Some Revealing Charts
It occurred to me on a walk last night that drawing the weekly trend lines on charts and then switching the charts to monthly with the weekly trend lines remaining is a way to determine when the long-term trend may be at a key inflection point. Here is what this looks like for the S&P 500 Index:
logarithmic scale; chart courtesy of barchart.com
You can see here that the monthly price is still within the weekly bull channel that goes back to October 2012. In other words, the long-term bullish trend is still intact.
It is worth noting that following this method—raising cash when the monthly price nears the top of the weekly channel and deploying cash when the monthly price nears the bottom of the weekly channel—would have helped you reduce exposure right before the last 2 stock market peaks in January 2018 and July 2018.
Here is the same type of chart for the State Street SPDR Portfolio Developed World Ex-US ETF (SPDR S&P World ex US (NYSE:SPDW):
logarithmic scale; chart courtesy of barchart.com
This relationship is even more pronounced for this large capitalization, developed country stocks listed outside the United States.
Another factor at play here is the U.S. dollar. The SPDW turned higher in January 2016, right as the dollar started falling, and has been plummeting in 2018 as the dollar has been climbing.

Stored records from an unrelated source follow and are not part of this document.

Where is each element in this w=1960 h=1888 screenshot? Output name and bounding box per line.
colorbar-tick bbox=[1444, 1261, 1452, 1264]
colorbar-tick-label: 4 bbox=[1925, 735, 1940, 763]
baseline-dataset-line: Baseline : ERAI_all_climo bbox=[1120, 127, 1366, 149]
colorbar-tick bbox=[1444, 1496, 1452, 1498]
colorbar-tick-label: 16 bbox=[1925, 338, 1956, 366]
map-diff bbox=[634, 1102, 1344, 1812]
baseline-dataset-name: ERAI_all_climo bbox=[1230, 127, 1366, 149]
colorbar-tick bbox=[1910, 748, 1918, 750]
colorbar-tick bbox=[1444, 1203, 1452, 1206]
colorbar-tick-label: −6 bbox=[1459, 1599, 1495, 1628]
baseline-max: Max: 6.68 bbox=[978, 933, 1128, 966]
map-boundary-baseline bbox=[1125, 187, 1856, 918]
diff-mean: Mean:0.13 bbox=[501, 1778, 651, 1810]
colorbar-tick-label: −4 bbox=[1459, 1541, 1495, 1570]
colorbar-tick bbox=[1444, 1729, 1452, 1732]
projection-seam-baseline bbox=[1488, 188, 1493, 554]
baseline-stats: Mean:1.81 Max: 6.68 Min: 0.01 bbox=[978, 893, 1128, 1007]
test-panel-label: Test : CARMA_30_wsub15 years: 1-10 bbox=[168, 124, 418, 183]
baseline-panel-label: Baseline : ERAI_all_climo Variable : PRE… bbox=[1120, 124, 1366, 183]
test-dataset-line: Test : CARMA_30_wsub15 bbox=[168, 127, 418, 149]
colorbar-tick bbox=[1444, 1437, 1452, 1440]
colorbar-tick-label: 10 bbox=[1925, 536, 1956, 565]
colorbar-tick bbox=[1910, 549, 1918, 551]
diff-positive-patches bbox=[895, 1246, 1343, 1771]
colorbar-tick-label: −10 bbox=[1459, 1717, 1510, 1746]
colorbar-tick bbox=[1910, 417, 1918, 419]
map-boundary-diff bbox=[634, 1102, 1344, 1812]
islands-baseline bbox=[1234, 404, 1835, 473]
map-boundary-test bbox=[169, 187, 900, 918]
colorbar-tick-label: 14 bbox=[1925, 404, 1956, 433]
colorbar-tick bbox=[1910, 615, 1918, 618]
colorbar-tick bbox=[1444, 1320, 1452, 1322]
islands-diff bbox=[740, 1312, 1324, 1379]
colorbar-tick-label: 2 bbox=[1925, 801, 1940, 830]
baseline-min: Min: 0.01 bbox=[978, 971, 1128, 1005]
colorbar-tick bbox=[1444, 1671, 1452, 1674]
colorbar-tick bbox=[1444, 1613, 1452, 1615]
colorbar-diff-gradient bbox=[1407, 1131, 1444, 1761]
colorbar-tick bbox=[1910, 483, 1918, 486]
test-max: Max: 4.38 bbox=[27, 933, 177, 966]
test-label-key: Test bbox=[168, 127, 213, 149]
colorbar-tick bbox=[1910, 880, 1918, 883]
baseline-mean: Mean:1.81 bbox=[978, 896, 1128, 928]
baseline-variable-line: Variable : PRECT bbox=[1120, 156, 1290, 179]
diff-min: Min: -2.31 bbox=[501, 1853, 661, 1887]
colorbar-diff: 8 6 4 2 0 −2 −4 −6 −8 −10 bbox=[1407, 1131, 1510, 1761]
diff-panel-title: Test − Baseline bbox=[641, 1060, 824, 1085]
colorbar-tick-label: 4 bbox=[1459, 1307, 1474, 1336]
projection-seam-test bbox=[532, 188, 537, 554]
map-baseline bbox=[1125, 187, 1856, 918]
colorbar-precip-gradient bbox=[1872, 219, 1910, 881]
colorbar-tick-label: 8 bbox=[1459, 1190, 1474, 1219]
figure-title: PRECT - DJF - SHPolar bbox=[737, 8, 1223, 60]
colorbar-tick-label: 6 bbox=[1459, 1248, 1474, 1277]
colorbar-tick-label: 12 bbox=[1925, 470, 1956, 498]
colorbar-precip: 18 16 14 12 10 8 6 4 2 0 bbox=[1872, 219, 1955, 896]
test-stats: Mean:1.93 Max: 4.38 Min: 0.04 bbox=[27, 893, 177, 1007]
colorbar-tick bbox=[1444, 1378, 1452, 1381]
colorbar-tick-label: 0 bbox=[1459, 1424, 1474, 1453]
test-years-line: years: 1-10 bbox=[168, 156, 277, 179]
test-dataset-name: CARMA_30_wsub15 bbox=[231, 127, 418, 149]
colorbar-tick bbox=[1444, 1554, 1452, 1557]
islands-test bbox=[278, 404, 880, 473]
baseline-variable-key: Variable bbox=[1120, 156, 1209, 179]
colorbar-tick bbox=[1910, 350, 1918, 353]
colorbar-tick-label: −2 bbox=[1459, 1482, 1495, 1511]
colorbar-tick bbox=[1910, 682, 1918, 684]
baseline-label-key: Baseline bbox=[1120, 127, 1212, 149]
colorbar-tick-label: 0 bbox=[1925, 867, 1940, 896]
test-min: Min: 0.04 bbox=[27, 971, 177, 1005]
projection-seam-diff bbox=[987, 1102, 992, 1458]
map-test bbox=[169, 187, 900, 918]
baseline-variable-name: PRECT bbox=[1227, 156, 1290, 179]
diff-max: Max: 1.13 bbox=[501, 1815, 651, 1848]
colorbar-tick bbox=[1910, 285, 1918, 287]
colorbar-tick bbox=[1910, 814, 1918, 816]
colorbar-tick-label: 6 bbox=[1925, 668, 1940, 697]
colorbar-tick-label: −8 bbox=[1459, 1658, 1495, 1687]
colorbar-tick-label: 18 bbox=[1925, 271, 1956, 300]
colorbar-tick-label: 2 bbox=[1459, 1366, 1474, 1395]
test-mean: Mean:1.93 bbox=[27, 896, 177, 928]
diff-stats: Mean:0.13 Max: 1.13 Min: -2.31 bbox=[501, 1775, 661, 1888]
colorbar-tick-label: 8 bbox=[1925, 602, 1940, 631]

In the context of decent global economic growth, these 2 charts tell me that (1) stocks are getting ready to put in a bottom and (2) non-US developed market stocks could outperform the S&P 500 in 2019 if I am correct that the U.S. dollar is peaking and getting ready to roll over.
Regarding the U.S. dollar rolling over, consider the following monthly price chart of the WisdomTree Bloomberg US Dollar Bullish Fund ETF (NYSE:USDU) annotated with the weekly price trend line channels:
logarithmic scale; chart courtesy of barchart.com
USDU keeps putting in lower highs and lower lows on the monthly price chart.
Important Buying Opportunity
I expect that stocks have just or will soon (within a few weeks) put in what may prove to be the last great buying opportunity in the current bull market. I would not be surprised to see a shocking, sudden, sharp rise in developed stock markets in the very near future. The U.S. stock market's powerful ~5% rebound on December 26th was a signal that there are a large number of buyers around that lower weekly trend line.
Investors should have their shopping list ready.